Notes on encryption:
- If everyone has a public/private key pair, then content can be encrypted so that only specific people can read it.
- When Bob asks to see Alice's content:
- Bob identifies himself to Alice's distribution node
- Node and Bob authenticate each other.
- Node checks if Bob is authorized to view the content.
- Content is encrypted so only Bob can view it.
- Content has markings added so that if Bob decides to share it without Alice's permission, Alice can trace who did the original sharing.
- If Bob wants to share Alice's content with Charlie, and the content is not publicly available, he has to point Charlie to Alice's node, where Charlie needs to authenticate and authorize himself.
- Start with an API specification.
- Code up something that solves it.
- The solution must be cross-platform, able to run on anything that might be a server on the net.
- Open source development is critical here.
- Both parties need a server running. (To solve this, we can provide public nodes with the disclaimer that we don't do any sort of authentication of the people there.)
- The node stores the private key of the user in the most secure way possible. This is because if the key is lost, all the data is gone.
- This means the user has to trust the node. That's why we allow people to setup their own nodes.
- The user has to first authenticate themselves with the node.
- When the user visits another site, all we have to show is that the node representing the user is authorized to do so, and that the user can demonstrate that he is authorized with the node.
- This is basically Kerberos for the net, or SSL with dual-authentication.
- This is a generally useful solution for almost everything.
- Unfortunately, I don't know that it is possible with today's technology. I imagine a plugin to Firefox could make everything work.

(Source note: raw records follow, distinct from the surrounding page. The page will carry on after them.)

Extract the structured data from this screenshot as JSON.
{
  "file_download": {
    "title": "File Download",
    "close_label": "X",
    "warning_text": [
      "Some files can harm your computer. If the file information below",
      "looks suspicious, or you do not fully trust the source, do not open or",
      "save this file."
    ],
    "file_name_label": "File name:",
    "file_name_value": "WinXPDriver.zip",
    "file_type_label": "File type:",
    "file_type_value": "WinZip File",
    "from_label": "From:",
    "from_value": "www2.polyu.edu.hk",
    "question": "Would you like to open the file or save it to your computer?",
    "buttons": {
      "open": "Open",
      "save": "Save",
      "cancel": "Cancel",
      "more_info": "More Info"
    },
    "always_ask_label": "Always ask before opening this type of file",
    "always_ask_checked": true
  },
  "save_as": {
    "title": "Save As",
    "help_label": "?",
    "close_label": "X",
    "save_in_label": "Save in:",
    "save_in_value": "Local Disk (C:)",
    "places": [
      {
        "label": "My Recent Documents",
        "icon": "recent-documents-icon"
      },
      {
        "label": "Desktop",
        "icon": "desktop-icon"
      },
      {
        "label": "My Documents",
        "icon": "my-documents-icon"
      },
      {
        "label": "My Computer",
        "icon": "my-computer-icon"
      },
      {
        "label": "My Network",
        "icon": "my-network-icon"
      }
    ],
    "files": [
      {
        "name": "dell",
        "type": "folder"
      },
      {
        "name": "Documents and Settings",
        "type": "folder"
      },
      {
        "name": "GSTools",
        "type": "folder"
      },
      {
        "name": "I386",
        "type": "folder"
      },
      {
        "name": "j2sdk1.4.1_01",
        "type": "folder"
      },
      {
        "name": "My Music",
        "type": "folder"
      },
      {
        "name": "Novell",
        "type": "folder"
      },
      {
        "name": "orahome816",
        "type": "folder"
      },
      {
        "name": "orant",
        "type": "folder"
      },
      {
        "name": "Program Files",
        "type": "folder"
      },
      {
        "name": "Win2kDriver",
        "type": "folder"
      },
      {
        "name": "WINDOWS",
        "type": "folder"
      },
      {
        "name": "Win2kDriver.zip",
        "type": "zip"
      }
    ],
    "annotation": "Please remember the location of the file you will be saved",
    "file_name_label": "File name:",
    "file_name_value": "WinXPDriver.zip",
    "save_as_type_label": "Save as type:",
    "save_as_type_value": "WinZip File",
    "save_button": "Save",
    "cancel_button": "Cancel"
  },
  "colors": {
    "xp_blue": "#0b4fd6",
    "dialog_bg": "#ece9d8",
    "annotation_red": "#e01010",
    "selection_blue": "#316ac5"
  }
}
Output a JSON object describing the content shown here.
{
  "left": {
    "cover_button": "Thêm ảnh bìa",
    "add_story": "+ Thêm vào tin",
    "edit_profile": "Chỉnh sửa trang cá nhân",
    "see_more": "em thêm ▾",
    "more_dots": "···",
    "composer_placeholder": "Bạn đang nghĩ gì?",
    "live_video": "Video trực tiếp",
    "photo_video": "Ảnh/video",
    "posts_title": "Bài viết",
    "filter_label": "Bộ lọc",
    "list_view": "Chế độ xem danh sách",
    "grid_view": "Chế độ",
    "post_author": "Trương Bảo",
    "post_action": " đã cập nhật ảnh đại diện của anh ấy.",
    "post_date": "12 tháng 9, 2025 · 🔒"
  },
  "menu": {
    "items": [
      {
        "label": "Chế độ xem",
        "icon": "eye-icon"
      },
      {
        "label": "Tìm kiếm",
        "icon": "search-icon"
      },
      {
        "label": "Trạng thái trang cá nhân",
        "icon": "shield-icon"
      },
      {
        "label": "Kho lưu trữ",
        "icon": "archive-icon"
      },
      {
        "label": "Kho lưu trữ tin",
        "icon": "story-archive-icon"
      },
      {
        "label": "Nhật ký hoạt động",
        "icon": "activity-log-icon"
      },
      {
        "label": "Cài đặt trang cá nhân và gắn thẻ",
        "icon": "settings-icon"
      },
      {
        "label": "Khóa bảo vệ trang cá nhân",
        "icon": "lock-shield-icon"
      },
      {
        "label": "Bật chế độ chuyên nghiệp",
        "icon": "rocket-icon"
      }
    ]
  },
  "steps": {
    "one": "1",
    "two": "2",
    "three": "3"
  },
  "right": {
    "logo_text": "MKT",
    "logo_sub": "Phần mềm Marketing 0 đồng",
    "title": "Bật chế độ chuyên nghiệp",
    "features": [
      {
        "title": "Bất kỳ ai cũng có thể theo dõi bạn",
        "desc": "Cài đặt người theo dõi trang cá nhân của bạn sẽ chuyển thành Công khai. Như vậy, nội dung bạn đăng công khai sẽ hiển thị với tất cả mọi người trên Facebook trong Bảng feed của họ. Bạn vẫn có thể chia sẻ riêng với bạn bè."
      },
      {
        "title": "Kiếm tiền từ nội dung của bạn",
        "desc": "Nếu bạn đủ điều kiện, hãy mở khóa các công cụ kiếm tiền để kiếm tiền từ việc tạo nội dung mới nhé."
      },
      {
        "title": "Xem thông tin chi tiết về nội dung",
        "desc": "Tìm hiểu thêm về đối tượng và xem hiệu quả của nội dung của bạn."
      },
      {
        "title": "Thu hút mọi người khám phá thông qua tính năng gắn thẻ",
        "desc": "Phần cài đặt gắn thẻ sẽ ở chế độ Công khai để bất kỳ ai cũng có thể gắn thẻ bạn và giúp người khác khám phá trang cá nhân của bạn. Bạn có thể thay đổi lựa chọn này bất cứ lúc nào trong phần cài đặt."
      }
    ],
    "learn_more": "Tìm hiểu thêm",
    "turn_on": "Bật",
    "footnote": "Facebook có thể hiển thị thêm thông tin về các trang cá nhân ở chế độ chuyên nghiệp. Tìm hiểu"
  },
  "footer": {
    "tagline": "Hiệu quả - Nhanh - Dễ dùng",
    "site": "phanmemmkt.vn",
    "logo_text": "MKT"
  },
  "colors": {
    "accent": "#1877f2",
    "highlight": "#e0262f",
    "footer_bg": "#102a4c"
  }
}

- Address book data. When Alice and Bob become friends, they can both see their contact info. Some contact info is private, or only accessible to certain groups of people, and thus not publicly available.
- Photo / Music / Video sharing: Alice can share her content with her groups of friends, family, and colleagues.
- Software Development: Alice can host her projects via SVN, Git, Mercurial, etc... with whatever bug systems and mailing lists she likes.
- Friend Discovery: Alice can ask Bob for his list of friends (that Bob wants to share with Alice or people in the groups Alice belongs to.) Alice can compare notes and discover new friends from each of the networks of her existing friends.
- Email: The system also supports email.
- Email 2: The system supports a form of email where only Alice's associates can send her email, and she doesn't receive it until she asks for it.
- Instant Messaging / Chat / Video Chat: The network could also host instant messaging and chat as well, but a similar mechanism.
- 3rd Party Apps: 3rd Party Apps could be permitted to access Alice's data with her permission. At the node level, the administrator can shut down certain apps, or only permit specific apps.
- Cloud Storage: The node could also store data for the user and be the user's primary cloud storage node.
- Initially, build up a set of beta users. Ideally, these will be developers and administrators who run their own node and who can add their own features to their nodes.
- Establish a public node for those who don't have permission to use one of the private nodes and allow anyone to join.
- When people want to access private content, they need to join an existing node or establish their own nodes.
- Eventually, the power of the network will be seen, and lay people will join in.
How can one profit from building the initial software? I believe the network itself is more valuable than the work to build it, and this will be self-evident, particularly after more and more features are added to the nodes. At some point, you simply decide to setup a node rather than a new, independent website.